The rookie running back was initially diagnosed with a sprained MCL, but further testing revealed the torn ACL, according to Ian Rapoport of NFL Network.
Following Thursday’s 26-17 loss, Guice told reporters he “felt good” and downplayed the severity of the injury.
”At the back end of the play, when I was stiff-arming [a defender], my feet just kind of planted weirdly on the turf and my knee just hyperextended a little bit,” he said, per ESPN.com’s Mike Reiss. “It’s fine.”
Cowboys need Earl Thomas now more than ever, but not for reasons you may be thinking - Tim Cowlishaw, SportsDay
Cowlishaw argues that Thomas could be the missing piece that puts the Cowboys over the top.
The Cowboys have youth on their side this season. No one over the age of 30 lined up for either the offense or defense Thursday night. That is different. And the team clearly has an interesting can't-lose choice to make at middle linebacker, where Jaylon Smith is moving like a first-round pick and Leighton Vander Esch actually was one.
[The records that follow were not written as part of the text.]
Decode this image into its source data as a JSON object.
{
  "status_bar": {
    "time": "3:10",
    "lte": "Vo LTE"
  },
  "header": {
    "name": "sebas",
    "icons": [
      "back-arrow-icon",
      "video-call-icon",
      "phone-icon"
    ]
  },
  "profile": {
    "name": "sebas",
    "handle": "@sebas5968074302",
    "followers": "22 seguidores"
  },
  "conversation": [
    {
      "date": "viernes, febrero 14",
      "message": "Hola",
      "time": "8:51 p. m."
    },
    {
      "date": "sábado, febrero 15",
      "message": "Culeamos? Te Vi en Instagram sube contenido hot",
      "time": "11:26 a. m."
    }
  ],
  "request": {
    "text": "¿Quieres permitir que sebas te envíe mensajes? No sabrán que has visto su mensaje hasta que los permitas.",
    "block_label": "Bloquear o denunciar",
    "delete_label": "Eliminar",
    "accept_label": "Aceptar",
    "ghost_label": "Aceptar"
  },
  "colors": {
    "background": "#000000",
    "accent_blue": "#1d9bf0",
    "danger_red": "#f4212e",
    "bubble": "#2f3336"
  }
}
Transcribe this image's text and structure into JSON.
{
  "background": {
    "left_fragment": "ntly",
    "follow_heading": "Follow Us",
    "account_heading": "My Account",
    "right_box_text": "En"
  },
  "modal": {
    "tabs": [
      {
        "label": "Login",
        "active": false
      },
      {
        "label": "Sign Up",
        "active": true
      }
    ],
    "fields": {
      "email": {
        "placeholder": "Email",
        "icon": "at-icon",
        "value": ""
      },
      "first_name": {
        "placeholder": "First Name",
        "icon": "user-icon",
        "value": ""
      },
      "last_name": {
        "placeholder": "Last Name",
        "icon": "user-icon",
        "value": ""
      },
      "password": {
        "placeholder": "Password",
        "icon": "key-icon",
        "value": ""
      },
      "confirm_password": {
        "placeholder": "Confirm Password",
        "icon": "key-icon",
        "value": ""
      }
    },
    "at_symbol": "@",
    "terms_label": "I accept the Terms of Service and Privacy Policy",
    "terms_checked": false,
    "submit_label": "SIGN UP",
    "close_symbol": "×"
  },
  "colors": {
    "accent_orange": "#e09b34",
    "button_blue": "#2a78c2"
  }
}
It's because this team looks like it has a chance to do something in 2018 that you wonder why the Jones family doesn't help things along by adding Thomas. How much would a leader, a captain, a decorated Pro Bowl free safety who changed the way the "Legion of Boom" was able to play and succeed in Seattle help this young team?
We understand it's hardball the two teams are playing, a waiting game to see which one picks up the phone first. I don't know what's wrong with the Cowboys making that call, sacrificing a pick in next year's draft and announcing to their fans that the time to win some big games is now.